Caching#

Vaex can cache task results, such as aggregations, or the internal hashmaps used for groupby operations to make recurring calculations much faster, at the cost of calculating cache keys and storing/retrieving the cached values.

Internally, Vaex calculates fingerprints (e.g. hashes of data, or file paths and mtimes) to create cache keys that are similar across processes, so that a restart of a process will most likely result in similar hash keys.

See configuration of the cache.

Caches can be turned on globally like this:

[1]:

import vaex
df = vaex.datasets.titanic()
vaex.cache.memory();  # cache on globally

One can verify that the cache is turned on via:

[2]:

vaex.cache.is_on()

[2]:

True

The cache can be globally turned off again:

[3]:

vaex.cache.off()
vaex.cache.is_on()

[3]:

False

The cache can also be turned on with a context manager, after which it will be turned off again. Here we use a disk cache. Disk cache is shared among processes, and is ideal for processes that restart, or when using Vaex in a web service with multiple workers.
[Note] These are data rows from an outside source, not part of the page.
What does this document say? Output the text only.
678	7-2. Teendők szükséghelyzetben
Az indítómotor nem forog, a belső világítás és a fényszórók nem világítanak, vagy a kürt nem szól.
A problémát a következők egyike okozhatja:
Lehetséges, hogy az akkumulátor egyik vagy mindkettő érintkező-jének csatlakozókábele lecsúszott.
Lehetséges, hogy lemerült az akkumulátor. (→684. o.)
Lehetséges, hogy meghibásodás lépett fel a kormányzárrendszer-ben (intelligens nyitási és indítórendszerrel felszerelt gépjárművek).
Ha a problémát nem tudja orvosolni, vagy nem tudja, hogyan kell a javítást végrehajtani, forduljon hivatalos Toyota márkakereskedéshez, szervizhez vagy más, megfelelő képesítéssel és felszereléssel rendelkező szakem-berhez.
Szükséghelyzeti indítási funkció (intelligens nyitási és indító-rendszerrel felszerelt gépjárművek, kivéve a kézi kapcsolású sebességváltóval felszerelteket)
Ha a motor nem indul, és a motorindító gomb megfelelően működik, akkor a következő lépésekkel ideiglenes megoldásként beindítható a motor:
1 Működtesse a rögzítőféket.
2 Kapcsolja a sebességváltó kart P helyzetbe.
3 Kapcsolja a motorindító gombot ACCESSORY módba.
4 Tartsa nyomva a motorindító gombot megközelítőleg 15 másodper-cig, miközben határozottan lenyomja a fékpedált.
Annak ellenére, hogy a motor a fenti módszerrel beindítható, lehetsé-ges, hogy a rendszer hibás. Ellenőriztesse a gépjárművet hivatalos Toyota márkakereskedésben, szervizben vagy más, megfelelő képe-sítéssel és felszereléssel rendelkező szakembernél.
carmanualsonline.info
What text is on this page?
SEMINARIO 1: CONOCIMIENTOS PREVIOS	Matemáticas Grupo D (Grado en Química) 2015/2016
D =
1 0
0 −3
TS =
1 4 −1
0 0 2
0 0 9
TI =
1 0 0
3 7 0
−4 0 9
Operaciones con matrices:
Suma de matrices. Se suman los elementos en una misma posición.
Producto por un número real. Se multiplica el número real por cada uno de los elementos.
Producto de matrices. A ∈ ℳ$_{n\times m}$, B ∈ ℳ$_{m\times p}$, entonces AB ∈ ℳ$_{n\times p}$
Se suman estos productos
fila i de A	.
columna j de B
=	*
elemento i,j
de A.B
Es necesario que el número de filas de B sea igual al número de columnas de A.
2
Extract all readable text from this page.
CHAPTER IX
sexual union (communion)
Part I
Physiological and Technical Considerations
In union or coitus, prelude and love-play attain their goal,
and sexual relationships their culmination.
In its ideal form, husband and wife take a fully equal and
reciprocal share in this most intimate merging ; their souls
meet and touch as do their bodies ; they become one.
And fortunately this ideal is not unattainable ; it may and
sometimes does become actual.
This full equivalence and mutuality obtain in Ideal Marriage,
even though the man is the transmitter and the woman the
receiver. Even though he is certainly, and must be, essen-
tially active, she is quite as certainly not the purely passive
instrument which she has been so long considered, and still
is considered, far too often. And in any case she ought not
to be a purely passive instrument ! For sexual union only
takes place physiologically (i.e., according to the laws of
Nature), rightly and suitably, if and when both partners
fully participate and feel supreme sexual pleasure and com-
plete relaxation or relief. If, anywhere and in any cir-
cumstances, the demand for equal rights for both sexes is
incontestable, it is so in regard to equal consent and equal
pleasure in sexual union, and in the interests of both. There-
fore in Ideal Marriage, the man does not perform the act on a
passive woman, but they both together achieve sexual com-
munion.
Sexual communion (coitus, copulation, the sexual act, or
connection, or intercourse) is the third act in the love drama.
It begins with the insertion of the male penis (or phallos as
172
Consider the following example:

[4]:

with vaex.cache.disk(clear=True):
    print(df.age.mean())  # The very first time the mean is computed

29.8811345124283

[5]:

# outside of the context manager, the cache is still off
vaex.cache.is_on()

[5]:

False

[6]:

with vaex.cache.disk():
    print(df.age.mean())  # The second time the result is read from the cache

29.8811345124283

[7]:

vaex.cache.is_on()

[7]:

False